Friday, January 11, 2013

Interview on Business Matters

In this interview, recorded late last year, I discuss the differences in orientation between Russia, which is changing perhaps too swiftly, and the US, which remains stuck in the past. I also talk about community, and about lack of it, and what it means to live among people who insist on their right to remain strangers and who expect nothing from each other or their public officials. I also mention the force behind American political and social stasis: the desperate wish for a future that resembles the past—the American equivalent of Soviet nostalgia.

3 comments:

Michael J. Petro said...

What a great pair of interviews. Optimism is hard to come by these days, and both Catherine and yourself brought me a rare measure of it here.

Thank you!

cmaukonen said...

Excellent interview Dmitri, as always. Very insightful. Would that we had officials with as much insight.

cmaukonen said...

I am not a bit surprise myself at what is going on in this country.

You have the poor - latinos, blacks Native Americans and poor whites etc. - who have had to "make do" with what ever came along. And who's numbers a growing actually.
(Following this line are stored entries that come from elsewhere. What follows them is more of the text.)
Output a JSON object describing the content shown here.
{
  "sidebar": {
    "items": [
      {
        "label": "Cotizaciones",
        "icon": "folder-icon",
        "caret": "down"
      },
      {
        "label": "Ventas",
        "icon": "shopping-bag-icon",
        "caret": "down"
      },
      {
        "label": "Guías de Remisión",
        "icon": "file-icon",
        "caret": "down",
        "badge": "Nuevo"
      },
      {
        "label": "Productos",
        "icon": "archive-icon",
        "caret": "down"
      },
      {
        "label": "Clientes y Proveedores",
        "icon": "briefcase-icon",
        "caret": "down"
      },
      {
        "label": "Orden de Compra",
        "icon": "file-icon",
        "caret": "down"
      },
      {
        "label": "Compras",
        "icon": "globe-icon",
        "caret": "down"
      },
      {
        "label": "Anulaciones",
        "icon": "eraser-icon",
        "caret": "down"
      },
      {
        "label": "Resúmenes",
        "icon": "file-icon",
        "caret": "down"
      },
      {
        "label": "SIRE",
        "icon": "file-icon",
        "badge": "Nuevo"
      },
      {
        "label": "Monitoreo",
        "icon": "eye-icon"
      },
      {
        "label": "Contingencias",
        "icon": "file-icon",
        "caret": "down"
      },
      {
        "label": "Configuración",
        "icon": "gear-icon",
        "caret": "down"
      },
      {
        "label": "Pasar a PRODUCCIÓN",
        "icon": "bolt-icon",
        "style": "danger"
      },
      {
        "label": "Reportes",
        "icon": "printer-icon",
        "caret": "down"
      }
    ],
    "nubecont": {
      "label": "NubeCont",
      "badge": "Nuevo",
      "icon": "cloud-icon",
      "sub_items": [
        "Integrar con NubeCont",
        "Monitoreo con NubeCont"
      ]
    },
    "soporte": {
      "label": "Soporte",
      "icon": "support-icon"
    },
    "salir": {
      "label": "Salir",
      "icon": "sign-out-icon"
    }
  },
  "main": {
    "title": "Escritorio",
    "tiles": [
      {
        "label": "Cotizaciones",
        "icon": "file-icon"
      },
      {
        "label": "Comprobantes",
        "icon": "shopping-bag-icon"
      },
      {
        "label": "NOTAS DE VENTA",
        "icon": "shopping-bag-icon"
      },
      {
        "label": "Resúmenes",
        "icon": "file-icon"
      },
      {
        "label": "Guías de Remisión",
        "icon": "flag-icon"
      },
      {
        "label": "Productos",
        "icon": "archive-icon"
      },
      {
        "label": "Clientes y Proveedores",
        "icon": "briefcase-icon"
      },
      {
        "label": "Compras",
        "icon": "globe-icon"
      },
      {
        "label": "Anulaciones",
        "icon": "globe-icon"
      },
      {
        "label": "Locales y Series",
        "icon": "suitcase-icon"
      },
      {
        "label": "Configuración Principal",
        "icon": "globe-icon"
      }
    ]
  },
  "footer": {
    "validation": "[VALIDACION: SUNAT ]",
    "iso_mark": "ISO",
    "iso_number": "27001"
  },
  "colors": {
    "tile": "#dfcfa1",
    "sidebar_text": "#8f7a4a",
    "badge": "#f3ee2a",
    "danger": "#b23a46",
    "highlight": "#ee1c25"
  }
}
And the well off and rich who have been pretty much getting their little hearts desire for a long time. Generations in fact.

It's the second group that the government is putting all it's energies into to making sure their situation does not change. This will of course fail at some point.

But one of the reasons for the government polices to protect this second group to my mind is because they - more than the first - are the ones who would go postal if and when this changes.

The first groups already has little or nothing. For them it would be situation normal.

For the second it would be a disaster to their minds.

Which is also why when ever a member of the first group becomes a member of the second group they will of course support only those policies that insure that they never become a member of the first group again.